Notre premier réflexe reptilien est de chercher la sécurité. C’est un instinct clé à prendre en compte dans la conception d’espaces.

En tant que designer, on navigue entre toutes ces contradictions et on essaye de les concilier. Les plus mauvaises tables de bureau sont souvent celles qui sont au centre, il faut donc aménager en conséquence : des positions basses (chaises, tabourets, fauteuils) sur les côtés, car on se sent en sécurité ; du mobilier haut au centre, parce qu’instinctivement l’humain veut être en position de fuir le plus rapidement possible.

Cela engendre d’autres réflexions :

  • On va travailler sur les hauteurs : en dessous de 2 m 70, on commence à se sentir mal, on étouffe ;
  • On va également essayer d’amener un maximum de lumière du jour. Naturellement, on a envie d’aller vers elle, pour être au contact des éléments, du ciel… et de voir ce qui se passe autour.

Si on veut conserver des open spaces, il faut les aménager en conséquence. « Le meilleur open space qu’il nous ait été donné de voir était celui de Frank Lloyd Wright pour le building Johnson Wag (Wisconsin). C’est l’archétype de ce que devrait être le bureau moderne : beaucoup de lumière zénithale et adoucie, de la hauteur sous plafond et des piliers qui rythment l’espace pour donner des repères.

Le besoin d’intime

En tant qu’humain, on a aussi besoin d’intimité, de petits espaces où on peut s’isoler, se réfugier : la cabane, le lit, sous la table avec un drap, la voiture. Il génère de la sécurité et du bien-être. Le lieu par excellence où aimait se ressourcer et travailler Le Corbusier était une petite baraque en bois, à côté de la Méditerranée. Ma rencontre avec James P Keane, PDG de Steelcase, m’a par exemple impressionné. Son bureau fait le tiers du notre. Cela lui permet d’avoir des discussions sur un mode plus intime et change totalement la relation qui s’instaure avec son interlocuteur. Le besoin d’espace est relatif, et on peut dans un espace très grand proposer des espaces très petits et confinés.

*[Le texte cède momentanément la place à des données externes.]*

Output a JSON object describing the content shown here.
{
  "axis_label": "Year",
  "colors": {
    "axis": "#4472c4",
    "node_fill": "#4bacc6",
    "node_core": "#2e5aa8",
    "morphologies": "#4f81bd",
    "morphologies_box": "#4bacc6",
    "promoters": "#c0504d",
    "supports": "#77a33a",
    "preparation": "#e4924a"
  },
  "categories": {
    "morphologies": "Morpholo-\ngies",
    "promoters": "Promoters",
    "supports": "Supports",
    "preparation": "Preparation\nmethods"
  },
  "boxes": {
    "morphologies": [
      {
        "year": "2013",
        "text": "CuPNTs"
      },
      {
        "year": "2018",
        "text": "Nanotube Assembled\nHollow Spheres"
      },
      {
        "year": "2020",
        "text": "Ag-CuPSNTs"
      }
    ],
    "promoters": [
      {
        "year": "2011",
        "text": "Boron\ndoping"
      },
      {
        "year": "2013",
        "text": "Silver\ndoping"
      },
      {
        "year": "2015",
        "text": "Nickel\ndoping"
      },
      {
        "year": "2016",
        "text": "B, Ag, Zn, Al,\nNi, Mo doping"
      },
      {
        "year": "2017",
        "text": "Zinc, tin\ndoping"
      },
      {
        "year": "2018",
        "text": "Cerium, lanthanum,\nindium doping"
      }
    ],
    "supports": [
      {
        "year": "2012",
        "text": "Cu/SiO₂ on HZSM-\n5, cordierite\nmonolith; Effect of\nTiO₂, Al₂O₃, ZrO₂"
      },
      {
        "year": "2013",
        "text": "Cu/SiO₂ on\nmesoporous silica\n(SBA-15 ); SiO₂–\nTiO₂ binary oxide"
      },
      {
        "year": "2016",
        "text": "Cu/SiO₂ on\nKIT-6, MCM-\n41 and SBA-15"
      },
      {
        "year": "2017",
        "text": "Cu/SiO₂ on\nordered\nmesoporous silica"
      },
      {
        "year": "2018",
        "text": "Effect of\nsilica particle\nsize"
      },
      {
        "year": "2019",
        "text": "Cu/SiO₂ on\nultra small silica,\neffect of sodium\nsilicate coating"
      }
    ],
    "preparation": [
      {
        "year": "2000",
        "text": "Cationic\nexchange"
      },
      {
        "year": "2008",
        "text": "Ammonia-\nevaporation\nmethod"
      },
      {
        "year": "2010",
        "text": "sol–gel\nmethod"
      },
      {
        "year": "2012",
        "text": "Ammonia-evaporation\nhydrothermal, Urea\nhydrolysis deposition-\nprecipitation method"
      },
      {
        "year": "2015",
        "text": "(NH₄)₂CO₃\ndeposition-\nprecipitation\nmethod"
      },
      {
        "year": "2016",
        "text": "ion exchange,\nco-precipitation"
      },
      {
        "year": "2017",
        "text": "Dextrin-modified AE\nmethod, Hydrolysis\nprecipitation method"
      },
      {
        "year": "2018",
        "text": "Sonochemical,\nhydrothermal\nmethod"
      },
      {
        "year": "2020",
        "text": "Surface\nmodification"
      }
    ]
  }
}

En tant qu’humain, on a aussi besoin d’intimité, de petits espaces où on peut s’isoler, se réfugier : la cabane, le lit, sous la table avec un drap, la voiture.

Patrick Jouin, Designer, Agences Jouin Manku et Patrick Jouin iD

Même les meilleurs éléments peuvent se sentir isolés. Quand j’ai une totale confiance en quelqu’un, je le laisse gérer seul son projet. Or, quand on laisse quelqu’un seul sur un travail, il se sent isolé. C’est parfaitement humain : on s’accomplit dans son travail, mais ce travail n’existe que s’il est reconnu par mes collègues et mes supérieurs. C’est par le regard d’autrui que j’existe. On vient au bureau pour s’accomplir, et cet accomplissement passe par la reconnaissance par le collectif.